Nel 2021 erano già esplose le rivolte a Castillejos, la città più vicina. E sono divampate in questi giorni: dopo un anno di miseria «la popolazione si sente ingannata dalle promesse del governo marocchino su nuovi posti di lavoro mai realizzati. Le autorità hanno abbindolato la popolazione e gli studenti invitandoli in massa a superare il confine», spiega Carlos Lorente. "Cristiano Ronaldo è a Ceuta e faremo una gita", era la voce che si era sparsa in alcune scuole elementari. Qualcuno ha anche organizzato dei pulmini. Una mossa becera per dar fastidio a Madrid.

Ceuta insegna


Come abbiamo visto, non sono certo gli screzi tra Rabat e Madrid la causa della realtà drammatica delle frontiere: i confini diventano il luogo dove i diritti si dissolvono e le persone sono trattate come animali. Altri casi sono quelli del Centro-nord America e dell'Europa centro-orientale. Dalla Grecia ai Balcani, fino alla situazione in Turchia. Particolare anche il caso della frontiera tra Italia e Francia.
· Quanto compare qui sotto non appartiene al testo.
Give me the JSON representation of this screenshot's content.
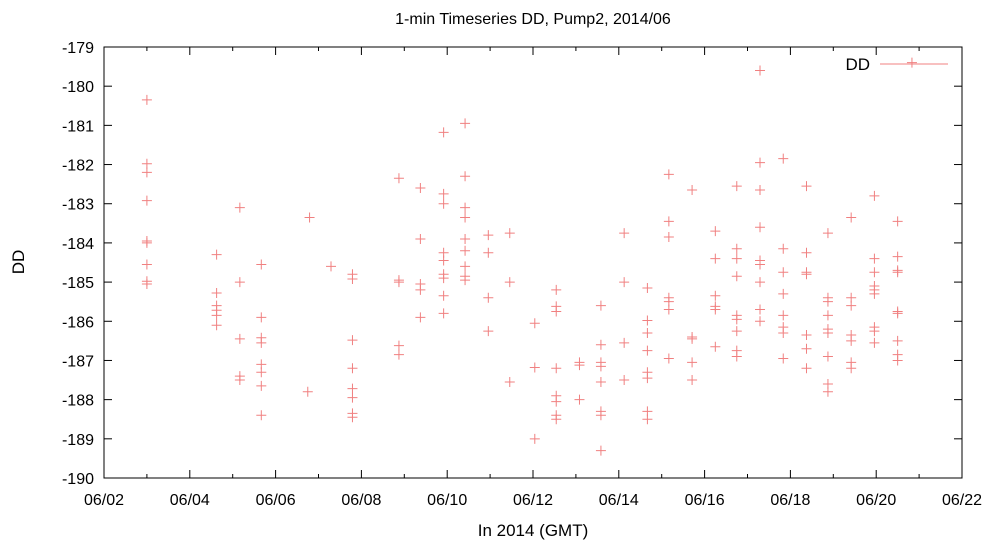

L'unico risultato raggiunto dalle politiche migratorie è quello di rimanere dipendenti, quando non ricattati, da controversi personaggi, quali il trafficante libico Bija o il presidente turco Josip Erdogan. I cittadini europei finanziano così con le proprie tasche violazioni dei diritti umani: quelli italiani hanno pagato per l'addestramento e l'equipaggiamento della cosiddetta 'Guardia costiera libica'. Allo stesso tempo l'Unione europea e singolarmente gli Stati sfruttano le risorse dell'Africa incidendo su redditi e tenore di vita delle popolazioni locali, come nel caso dell'accordo sulla pesca Ue-Senegal.